Agents as Engineers: Orchestration, Safety & Dev Workflows
Prompt injection is exploiting enterprise AI’s biggest design flaws by targeting agents, RAG pipelines and model routers. The piece shows prompt injection is weaponizing agents, RAG pipelines, and model routers, exposing critical enterprise governance and safety gaps. Outcome engineers must treat input validation, sandboxing, and router-level policy as first-class defenses to prevent untrusted instructions from contaminating outcomes (Principles 10 & 14).
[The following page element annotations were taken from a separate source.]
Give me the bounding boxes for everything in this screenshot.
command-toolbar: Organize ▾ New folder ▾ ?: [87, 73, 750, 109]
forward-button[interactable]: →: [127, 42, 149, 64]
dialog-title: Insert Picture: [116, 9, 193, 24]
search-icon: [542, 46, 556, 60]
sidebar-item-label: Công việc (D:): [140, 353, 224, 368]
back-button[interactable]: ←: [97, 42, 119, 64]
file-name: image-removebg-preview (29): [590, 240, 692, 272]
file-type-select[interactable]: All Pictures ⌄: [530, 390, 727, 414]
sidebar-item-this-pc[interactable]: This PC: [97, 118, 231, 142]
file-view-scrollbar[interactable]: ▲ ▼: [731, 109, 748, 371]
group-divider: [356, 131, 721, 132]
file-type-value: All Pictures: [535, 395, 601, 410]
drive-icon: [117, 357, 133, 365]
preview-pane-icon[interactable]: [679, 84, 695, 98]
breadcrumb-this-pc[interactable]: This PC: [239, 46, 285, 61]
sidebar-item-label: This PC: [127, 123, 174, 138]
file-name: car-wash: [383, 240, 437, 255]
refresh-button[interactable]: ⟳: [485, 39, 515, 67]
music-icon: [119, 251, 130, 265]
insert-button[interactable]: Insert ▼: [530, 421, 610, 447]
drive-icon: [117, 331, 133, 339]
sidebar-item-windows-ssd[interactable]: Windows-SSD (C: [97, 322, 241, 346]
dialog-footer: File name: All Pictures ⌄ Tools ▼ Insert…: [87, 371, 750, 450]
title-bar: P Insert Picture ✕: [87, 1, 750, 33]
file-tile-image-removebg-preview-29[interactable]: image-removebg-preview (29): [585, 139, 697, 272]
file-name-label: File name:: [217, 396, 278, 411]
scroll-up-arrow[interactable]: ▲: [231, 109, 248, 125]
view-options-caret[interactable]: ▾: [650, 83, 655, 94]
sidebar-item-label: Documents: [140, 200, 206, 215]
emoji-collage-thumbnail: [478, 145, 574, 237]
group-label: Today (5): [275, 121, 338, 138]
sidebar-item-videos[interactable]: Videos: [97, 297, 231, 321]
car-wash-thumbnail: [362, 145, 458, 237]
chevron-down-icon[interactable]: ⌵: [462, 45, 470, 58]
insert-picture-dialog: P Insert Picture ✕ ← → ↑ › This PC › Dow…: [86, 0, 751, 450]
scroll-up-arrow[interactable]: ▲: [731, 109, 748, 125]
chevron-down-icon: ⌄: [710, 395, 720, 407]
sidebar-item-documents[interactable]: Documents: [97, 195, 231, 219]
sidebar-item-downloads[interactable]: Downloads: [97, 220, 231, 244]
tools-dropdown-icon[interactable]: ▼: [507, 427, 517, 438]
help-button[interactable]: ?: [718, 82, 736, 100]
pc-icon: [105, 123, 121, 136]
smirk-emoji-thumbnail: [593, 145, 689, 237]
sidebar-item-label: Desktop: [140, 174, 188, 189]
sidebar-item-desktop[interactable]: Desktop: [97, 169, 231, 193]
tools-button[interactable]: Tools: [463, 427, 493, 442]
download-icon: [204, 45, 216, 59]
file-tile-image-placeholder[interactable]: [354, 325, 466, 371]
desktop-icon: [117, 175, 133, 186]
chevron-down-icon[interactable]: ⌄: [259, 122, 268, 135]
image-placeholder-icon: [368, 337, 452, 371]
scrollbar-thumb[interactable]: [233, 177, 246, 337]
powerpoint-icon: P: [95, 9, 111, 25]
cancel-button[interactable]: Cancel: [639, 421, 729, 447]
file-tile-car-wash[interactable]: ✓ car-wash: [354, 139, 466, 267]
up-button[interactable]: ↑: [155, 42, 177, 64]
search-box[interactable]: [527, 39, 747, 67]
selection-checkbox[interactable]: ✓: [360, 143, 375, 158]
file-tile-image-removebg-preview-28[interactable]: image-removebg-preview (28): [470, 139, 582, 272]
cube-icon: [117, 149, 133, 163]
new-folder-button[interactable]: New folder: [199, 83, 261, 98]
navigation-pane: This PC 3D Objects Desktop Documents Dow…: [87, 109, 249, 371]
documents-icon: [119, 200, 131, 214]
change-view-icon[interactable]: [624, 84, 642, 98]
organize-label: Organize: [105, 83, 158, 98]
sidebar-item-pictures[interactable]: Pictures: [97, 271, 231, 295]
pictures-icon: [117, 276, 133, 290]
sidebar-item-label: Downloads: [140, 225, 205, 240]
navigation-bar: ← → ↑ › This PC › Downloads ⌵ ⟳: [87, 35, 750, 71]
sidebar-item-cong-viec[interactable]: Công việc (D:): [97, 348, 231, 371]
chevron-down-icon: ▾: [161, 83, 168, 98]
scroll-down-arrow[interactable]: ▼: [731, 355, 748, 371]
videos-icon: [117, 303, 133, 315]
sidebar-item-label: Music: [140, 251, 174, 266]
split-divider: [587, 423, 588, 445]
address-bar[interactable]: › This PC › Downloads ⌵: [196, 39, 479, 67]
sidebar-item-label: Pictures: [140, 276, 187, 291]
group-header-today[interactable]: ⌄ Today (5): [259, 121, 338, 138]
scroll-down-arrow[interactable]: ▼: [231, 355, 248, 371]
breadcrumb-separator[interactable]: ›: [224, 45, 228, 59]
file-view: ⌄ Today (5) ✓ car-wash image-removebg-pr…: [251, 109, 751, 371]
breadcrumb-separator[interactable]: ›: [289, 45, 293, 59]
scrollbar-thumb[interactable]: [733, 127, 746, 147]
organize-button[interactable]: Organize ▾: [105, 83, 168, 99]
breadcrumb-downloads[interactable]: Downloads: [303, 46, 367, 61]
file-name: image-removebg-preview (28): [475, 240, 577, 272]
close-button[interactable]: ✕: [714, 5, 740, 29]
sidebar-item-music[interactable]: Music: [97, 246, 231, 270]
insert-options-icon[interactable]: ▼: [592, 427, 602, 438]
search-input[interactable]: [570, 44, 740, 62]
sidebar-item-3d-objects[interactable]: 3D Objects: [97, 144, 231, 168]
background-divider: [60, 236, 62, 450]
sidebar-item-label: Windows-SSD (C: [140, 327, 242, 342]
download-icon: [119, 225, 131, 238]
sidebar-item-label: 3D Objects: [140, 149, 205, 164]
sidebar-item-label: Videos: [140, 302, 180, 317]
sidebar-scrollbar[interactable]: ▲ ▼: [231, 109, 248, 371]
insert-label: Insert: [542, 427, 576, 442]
Agentic-AI tool aims to give US commanders new target options ‘within seconds’. The Pentagon’s Agent Network will continuously scan intelligence to surface targeting options while keeping commanders responsible for strike decisions. Outcome engineers building agent orchestration must design explicit human-in-the-loop gates, immutable audit trails, and constrained action spaces to align agent capabilities with accountability requirements (Principles 09 & 15).
OpenAI Codex lead on the new shape of product work — Andrew Ambrosino. OpenAI describes a Codex desktop that collapses roles and makes AI-first workflows central to product development. Outcome engineers should rethink team boundaries, CI/CD for agents, and agent-as-desktop patterns so agent outputs are reviewable, versioned, and integrated into delivery pipelines (Principles 03 & 09).
A way to exclude sensitive files (issue #2847). A contributor proposes a shareable .codexignore to prevent agents from reading or sending sensitive repository files to Codex. Outcome engineers can adopt repo-level ignore manifests and context filters to enforce data minimization and maintain trust boundaries between codebases and agent context (Principles 10 & 06).
When Software Developers and AI Agents Share the Learning. Shopify’s River surfaces AI-assisted coding sessions in Slack to turn agent interactions into searchable collective knowledge. Outcome engineers should instrument agent sessions for legibility, searchable artifacts, and reproducible context so teams can audit agent decisions, onboard engineers, and iterate on prompts and harnesses (Principles 06 & 13).